A l’Université, vous êtes devenu le capitaine de l’équipe du club. Qui étaient les autres membres de votre équipe?
De 1971 à 1974, Tsuyama Sensei était l’assistant de Nakayama Sensei à l’Université de Takushoku. Il disait que notre équipe était la plus dure à battre, la plus forte. Leur équipe n’arrêtait pas de changer, et certaines années elle était douée, d’autres non. Notre équipe se composait de: Nakanishi, qui avait le don de gagner des points quand on en avait vraiment besoin. Il était grand avec de longs bras et de longues jambes et était bon en kumite et kata. Il y avait aussi Nagano, qui était très doué avec ses jambes et était connu pour son «esprit de kamikaze». Hiyoshi, qui était techniquement très bon, Asano, qui avait aussi de bonnes techniques de jambes et qui était aussi doué au kata et au kumite, et Sawada, que vous devez connaître maintenant. Nous formions une très bonne équipe.

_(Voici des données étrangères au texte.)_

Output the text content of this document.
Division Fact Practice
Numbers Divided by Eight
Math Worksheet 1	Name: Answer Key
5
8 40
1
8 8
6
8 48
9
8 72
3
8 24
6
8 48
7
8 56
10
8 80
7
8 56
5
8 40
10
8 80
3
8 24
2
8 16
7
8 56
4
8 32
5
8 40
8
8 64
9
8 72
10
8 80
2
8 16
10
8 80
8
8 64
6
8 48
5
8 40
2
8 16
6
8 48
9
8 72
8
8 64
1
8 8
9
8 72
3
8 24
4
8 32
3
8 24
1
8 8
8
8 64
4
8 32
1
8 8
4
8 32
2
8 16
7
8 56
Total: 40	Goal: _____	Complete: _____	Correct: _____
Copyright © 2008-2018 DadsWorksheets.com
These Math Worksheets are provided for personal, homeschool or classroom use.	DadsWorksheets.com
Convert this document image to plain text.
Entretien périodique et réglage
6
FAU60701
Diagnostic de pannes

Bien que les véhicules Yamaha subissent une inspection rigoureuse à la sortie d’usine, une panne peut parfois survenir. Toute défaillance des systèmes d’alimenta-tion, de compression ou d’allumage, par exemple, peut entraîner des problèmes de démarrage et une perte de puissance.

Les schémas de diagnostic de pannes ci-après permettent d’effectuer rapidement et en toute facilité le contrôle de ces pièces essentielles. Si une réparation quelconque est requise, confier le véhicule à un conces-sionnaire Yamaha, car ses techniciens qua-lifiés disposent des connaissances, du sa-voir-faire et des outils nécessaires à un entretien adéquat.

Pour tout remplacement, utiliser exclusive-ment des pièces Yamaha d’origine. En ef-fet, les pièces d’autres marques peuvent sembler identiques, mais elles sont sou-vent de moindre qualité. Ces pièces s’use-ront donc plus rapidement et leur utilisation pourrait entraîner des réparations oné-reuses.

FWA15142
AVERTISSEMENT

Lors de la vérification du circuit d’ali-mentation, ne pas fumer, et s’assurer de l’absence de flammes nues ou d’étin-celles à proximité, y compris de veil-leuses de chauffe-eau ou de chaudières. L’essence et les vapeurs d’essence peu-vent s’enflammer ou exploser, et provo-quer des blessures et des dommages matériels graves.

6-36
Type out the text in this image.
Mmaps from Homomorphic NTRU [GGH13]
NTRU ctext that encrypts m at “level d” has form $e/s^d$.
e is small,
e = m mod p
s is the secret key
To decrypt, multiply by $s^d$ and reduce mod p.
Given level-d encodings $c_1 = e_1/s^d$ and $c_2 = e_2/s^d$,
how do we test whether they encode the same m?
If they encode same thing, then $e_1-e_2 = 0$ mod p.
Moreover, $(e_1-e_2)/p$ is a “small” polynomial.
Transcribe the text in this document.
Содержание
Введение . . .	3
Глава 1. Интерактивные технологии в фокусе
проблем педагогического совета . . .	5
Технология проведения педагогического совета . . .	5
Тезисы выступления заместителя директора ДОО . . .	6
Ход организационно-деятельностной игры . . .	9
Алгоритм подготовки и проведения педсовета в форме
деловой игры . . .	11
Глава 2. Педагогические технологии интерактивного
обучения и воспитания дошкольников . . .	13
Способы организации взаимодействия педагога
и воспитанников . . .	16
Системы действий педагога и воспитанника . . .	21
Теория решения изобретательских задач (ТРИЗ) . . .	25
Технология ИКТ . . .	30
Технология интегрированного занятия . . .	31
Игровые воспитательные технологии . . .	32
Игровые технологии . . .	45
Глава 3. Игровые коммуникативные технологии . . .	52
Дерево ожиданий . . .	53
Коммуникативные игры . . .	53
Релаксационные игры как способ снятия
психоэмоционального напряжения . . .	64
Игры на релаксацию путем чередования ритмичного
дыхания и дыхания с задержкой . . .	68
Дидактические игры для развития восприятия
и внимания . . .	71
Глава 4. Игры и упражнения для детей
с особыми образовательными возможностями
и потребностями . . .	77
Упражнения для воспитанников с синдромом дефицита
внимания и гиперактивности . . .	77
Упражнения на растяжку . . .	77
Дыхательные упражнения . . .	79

En tant que capitaine d’équipe, vous avez eu des résultats compétitifs très impressionnants, n’est-ce pas? Quelle compétition est selon vous la plus mémorable?
Je dirais le All Style Japan University Championship, qui a eu lieu à Osaka en 1973. Nous sommes allés en finale et avons du affronter l’équipe de l’Université de Kyushu. Nous avons gagné des combats et perdu d’autres. Le score finale était à égalité: 2,2 à 2,2. Donc nous avons du choisir un combattant pour essayer de se sortir de cette impasse. Nous avons choisi Nakanishi. Il a réussi a exécuter un très beau kizami zuki. Deux juges d’angle lui ont donné un ippon, les deux autres un waza-ari, c’est-à-dire que les 4 juges d’angle lui ont donné l’avantage, mais le juge de centre n’a pas été d’accord, pensant qu’il y avait eu un contact excessif. Le résultat a été hansoku make et nous avons perdu la finale. Nous étions vice-champions, au grand dam de notre directeur. Pas de fête à Osaka après ça, nous avons du partir pour Tokyo immédiatement. Pas de fête, pas de repos. Nous avons du repartir le jour même.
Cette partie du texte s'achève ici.